Pranjal Jain is a 2019 Millennium Fellow, a student at Cornell University, former undocumented immigrant, and the founder of a revolutionary female empowerment media platform, Global Girlhood.
Global Girlhood aims to transform the way that women interact with each other across the globe. It does this by gathering common women’s stories of empowerment and then sharing those stories with other women in other communities. This, in turn, creates a global platform that bridges intercultural gaps and fosters lasting connections by creating a network of women who are invested in each others success.
Global Girlhood is a project that is very personal to Pranjal. Because she grew up as a South-Asian American and an undocumented immigrant, she did not see many role models in the media that looked like her or represented her.
“I rarely got to see women who looked like me and wanted to pursue the same field as me. That lack of representation fueled my background and my life up until now.”
To connect with women that were from the same culture as her, Pranjal spent the entire summer in 2019 interviewing women in the Jaipur community, where she was born. She went into the community intending to empower the women around her. However, once she started speaking to them she found her own personal empowerment through them. She interviewed these women on their stories, their childhood, most empowering moments, etc and was able to learn that the women that she interviewed were all already empowered in their own way.
“Growing up, I heard that women in India are less empowered than other women. We are taught that women who are not here (in America) are not as empowered as we are. But that’s not true. When you go to those places and you ask the women their stories they are just as empowering if not more. They are just told differently and seen differently.”
From there, Pranjal had the realization that her project had to decolonize ideals that had been taught to her over a lifetime. She had to dispel the idea that empowerment has to look a certain way and realized that the women of Jaipur were empowered but they had different narratives of empowerment than women in America do.
Pranjal first heard of the Millennium Fellowship when she was a senior in high school through an alumnus of the Fellowship. She took part in his project and was able to learn more about the program from there. Since joining the Fellowship she was able to comport the lessons of the program to her project.
“I think the Fellowship really showed me the importance of community-based change. Growing up I used to think that change starts with one person. Media always idolizes that one person who spearheaded change but no change is done in isolation and the Millennium Fellowship definitely showed me that. Having a community of people that are supporting your project and are invested in your success showed me that we can only create change if we all do it together.”

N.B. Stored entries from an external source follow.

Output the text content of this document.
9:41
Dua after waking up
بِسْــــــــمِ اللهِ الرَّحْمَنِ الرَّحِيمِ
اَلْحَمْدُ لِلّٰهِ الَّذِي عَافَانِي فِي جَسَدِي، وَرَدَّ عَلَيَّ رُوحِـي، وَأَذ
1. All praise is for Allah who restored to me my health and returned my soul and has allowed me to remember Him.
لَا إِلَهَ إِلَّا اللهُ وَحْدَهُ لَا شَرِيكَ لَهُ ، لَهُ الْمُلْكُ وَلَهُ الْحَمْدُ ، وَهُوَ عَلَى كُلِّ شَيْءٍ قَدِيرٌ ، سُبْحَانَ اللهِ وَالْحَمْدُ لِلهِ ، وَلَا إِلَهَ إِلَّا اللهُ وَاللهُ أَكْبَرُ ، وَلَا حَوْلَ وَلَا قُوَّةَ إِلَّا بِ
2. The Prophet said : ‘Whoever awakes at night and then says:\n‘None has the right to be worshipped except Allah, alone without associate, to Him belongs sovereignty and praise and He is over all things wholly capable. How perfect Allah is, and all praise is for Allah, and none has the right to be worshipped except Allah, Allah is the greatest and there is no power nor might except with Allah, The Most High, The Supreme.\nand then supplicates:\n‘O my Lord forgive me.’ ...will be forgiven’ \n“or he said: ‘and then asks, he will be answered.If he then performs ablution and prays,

Global Girlhood launched on December 19th, 2019 . To commemorate, they hosted a launch event in NYC at the Sap Next Gen Innovation Space. The event was grounded in storytelling and ensuring that attendees left feeling equipped to gather stories and seek the power within their own stories. The launch event featured a workshop on narrative building led by model and activist Shivani Persad and organizer Andrea Gonzalez. It also included storytelling circles meant to galvanize attendees to begin to formulate and share their stories. The event ended with a panel on the importance of authentic storytelling in generating social change featuring Amanda Rice of Chick Mission, Assemblywoman Hyndman, Assemblywoman Fernandez, activist Daphne Frias, and 13 year old climate activist Amelia Levinson.